Plenary 5: Sustainable manufacturing of novel biologics: Design and scale-up issues (Prof S S Mansouri), Denmark – 2023. 10. 14. (Saturday) 09:00 - 09:40

Process engineering requires information at various levels of granularity from the microscale to the macroscale including reaction mechanism (catalytic) and/or cell metabolic pathways (biocatalytic), reaction kinetics, reactor design specifications, transport phenomena, and interaction of the microscale to the macroscale and vice-versa. While many of these phenomena can be modeled mechanistically, engineering towards a goal of maximizing final process throughput, and other constraint satisfaction, requires tools from artificial intelligence such as search, optimization and sampling, and machine learning to model process correlations. The complexity is further enhanced due to the unavailability of data from many critical microscale variables such as metabolic fluxes, cell morphology, cell viability, etc. This is not disregarding the stochasticity in the dynamics of the individual cells and observability limitations of the process.

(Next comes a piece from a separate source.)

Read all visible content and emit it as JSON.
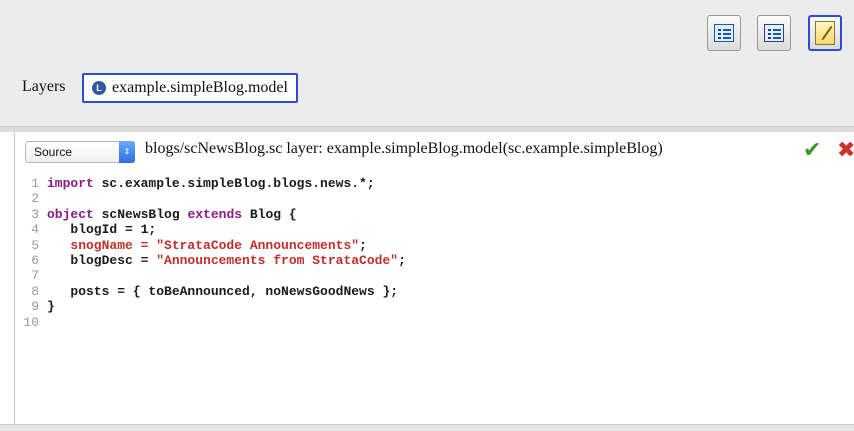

More specifically, industries involved in the production of very large quantities (commodities, foods, etc.), suffer from low profit margin thereby making the economic /environmental feasibility very sensitive to for example (i) scale of production and thus the scale-up process, (ii) raw material prices, and (iii) energy prices.

In this talk, first an overview of challenges from discovery of novel biologics to their scale-up towards commercialization is presented. An emphasis will be made on that “discovery is different from delivery”. Next, an example of failed attempts in bringing bio-succinic acid to production scale is presented. This example indicates how early stage economic and environmental assessment and decisions made in terms of process topologies and LCA can affect the success or failure of large-scale commodity biologics. Finally, a discussion around new modalities for biologics, for example biosimilars on how to bring the costs and environmental impacts 50-80% to create market acceptance and readiness is discussed.